Keywords:
Cardiac, Cardiovascular system, Vascular, CT-Quantitative, CT-Angiography, CT, Computer Applications-General, Arteriosclerosis, Tissue characterisation
Authors:
S. Ilic1, M. Abramovic1, Z. Badnjar2, S. Odalovic3, S. Obradovic2; 1Podgorica, Montenegro/ME, 2Podgorica/ME, 3Belgrade/RS
DOI:
10.26044/ecr2019/C-1481
Methods and materials
Population for our study included patients who underwent MSCT coronary angiography for suspected coronary artery disease (CAD) in time period from September 2017 to June 2018.
Those included 105 patients referred by cardiologists,
without previous history of coronary artery bypass graft (CABG) surgery,
percutaneous coronary intervention or diagnosed CAD.
CT coronary angiographies were performed on Siemens Somatom Sensation 64-slice CT scanner,
using standard protocol.
All patients included in the study were in the sinus rhythm,
heart frequency less than 65/min (those with faster heart rate received b blockers agents).
Before MSCT angiography,
non-contrast CT was acquired for calcium score measurement,
according to Agatston method(5).
Then retrospective electrocardiography triggering cardiac CT was performed,
with use of Omnipaque 350mg iodine/ml contrast agent.
Acquisition started from tracheal bifurcation and ended at the dome of the diaphragm.
The start delay was defined using software equipped bolus tracking,
and ROI was placed within the ascending aorta.

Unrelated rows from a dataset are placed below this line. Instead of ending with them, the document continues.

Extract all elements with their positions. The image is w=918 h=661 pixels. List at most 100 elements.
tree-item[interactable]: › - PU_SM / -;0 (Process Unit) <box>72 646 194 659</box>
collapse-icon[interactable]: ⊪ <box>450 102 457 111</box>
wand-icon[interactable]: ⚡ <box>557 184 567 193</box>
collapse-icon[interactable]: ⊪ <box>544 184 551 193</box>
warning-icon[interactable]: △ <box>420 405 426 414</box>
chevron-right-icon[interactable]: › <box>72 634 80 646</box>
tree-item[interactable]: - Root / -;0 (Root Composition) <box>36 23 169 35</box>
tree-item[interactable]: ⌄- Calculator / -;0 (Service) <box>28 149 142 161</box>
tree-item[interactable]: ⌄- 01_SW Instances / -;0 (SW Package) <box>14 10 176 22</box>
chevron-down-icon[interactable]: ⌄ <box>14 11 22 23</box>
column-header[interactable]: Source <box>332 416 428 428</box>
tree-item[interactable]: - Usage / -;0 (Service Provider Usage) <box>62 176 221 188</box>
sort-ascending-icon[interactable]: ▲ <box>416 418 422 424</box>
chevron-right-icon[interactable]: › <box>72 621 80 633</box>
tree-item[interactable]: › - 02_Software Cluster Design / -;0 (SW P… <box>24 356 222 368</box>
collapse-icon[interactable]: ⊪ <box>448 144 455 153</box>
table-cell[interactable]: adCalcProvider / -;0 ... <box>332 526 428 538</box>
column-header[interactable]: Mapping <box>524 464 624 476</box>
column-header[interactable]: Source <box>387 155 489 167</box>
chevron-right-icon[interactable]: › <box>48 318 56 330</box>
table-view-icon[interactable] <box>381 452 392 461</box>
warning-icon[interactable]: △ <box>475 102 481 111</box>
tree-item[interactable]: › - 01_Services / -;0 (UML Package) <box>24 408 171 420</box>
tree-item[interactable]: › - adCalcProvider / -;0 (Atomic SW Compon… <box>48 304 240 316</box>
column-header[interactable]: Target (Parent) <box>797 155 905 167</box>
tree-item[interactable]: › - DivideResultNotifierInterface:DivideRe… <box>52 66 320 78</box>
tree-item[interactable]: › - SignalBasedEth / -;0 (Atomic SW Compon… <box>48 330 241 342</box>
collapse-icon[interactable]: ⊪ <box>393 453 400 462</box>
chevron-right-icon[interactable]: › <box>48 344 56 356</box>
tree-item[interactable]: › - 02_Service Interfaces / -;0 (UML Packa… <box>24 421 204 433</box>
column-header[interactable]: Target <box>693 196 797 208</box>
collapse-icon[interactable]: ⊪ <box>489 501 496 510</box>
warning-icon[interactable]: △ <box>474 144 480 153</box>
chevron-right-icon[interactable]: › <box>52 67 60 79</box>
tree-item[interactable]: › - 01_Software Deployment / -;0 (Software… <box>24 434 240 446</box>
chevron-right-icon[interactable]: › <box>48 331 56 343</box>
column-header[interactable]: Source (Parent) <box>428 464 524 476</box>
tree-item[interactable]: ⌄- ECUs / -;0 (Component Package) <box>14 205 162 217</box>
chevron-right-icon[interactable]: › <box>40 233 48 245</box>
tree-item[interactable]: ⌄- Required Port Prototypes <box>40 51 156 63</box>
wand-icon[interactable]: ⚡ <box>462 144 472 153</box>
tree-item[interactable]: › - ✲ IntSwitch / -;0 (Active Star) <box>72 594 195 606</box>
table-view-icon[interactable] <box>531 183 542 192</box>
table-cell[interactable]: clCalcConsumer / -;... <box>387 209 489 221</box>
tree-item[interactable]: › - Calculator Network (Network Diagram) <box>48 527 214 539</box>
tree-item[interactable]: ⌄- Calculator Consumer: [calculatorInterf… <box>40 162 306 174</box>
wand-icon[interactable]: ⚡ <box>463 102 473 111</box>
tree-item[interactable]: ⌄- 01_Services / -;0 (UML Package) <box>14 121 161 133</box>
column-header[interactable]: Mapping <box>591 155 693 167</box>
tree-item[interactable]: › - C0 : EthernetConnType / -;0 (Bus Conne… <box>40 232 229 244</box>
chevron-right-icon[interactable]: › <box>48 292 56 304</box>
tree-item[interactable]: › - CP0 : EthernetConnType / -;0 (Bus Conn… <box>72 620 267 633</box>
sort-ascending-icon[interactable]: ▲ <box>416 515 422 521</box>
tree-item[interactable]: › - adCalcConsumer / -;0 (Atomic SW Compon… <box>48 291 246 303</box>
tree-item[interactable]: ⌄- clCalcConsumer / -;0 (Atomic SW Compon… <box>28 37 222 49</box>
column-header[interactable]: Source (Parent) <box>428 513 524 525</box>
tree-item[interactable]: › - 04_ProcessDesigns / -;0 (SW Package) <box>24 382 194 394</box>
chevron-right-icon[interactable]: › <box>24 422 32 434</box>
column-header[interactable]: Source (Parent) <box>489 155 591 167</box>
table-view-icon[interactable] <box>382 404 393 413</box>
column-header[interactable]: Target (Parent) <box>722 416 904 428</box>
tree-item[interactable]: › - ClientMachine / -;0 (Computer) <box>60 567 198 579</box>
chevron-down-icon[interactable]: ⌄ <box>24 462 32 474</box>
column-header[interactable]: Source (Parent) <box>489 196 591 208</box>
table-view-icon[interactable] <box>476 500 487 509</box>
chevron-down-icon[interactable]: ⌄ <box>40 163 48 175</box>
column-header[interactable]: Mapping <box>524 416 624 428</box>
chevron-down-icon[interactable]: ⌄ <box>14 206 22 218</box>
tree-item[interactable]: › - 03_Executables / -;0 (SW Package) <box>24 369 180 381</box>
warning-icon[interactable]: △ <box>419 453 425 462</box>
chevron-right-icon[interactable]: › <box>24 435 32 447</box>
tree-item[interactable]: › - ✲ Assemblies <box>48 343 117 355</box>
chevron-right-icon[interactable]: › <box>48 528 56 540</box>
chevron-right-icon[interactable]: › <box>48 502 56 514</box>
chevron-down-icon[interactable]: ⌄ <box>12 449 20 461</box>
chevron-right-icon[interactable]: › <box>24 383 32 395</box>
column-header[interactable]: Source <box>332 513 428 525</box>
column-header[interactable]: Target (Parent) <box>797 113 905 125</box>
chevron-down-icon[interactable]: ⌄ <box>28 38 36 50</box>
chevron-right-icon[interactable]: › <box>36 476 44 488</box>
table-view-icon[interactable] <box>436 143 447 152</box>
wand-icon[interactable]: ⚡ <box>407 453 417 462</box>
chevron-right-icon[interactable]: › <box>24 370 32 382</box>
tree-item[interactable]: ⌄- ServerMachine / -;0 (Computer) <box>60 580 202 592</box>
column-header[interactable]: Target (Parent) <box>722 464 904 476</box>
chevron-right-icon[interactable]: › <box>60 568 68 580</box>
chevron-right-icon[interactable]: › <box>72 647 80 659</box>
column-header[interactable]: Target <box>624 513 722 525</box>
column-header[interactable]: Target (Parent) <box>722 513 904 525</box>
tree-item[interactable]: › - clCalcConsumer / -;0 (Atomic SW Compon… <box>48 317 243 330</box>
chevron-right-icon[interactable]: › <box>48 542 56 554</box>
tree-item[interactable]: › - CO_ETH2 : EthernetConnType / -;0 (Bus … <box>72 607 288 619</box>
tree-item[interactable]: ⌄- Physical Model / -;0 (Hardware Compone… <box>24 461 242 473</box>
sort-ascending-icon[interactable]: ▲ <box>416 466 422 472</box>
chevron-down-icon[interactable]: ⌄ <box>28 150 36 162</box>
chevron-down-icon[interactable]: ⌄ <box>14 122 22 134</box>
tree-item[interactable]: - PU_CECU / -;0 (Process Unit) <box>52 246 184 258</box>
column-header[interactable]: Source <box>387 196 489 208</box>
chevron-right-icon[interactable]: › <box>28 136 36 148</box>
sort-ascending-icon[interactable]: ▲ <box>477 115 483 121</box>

Slice thickness used was 3.0mm,
with reconstruction increment of 0,6mm.
EFV and PCFV were measured three-dimensionally,
using validated semiautomatic software,
with manually traced regions of interest,
on contrast-enhanced data set.
EFV and PCFV were quantified by calculating volume of tissue with CT density ranged from -30 to -250 HU within selected region.
Also,
the degree of stenosis was defined as following: no stenosis was defined as no visible coronary plaque,
mild CAD with <50% of luminal narrowing,
moderate CAD with 50-70% of luminal narrowing,
and severe CAD if plaques were causing >70% of narrowing.
Measurement were performed in the most motionless phase of the cardiac cycle,
most frequently mid-diastolic phase,
with retrospective cardiac gating 65-75% of R-R interval.
The data set were analyzed by two independent radiologists,
on non-enhanced and contrast-enhanced images,
with use of maximum intensity and curved multiplanar reconstruction techniques.
All collected data were then statistically analyzed using the Statistical Package for Social Sciences,
version 25.
According to type of data,
we performed complete descriptive analysis as well as correlation of EFV and PCFV to degree of stenosis on different coronary arteries,
by use of Spearman’s coefficient.
Because of presence of multiple correlations,
we also performed logistic regression.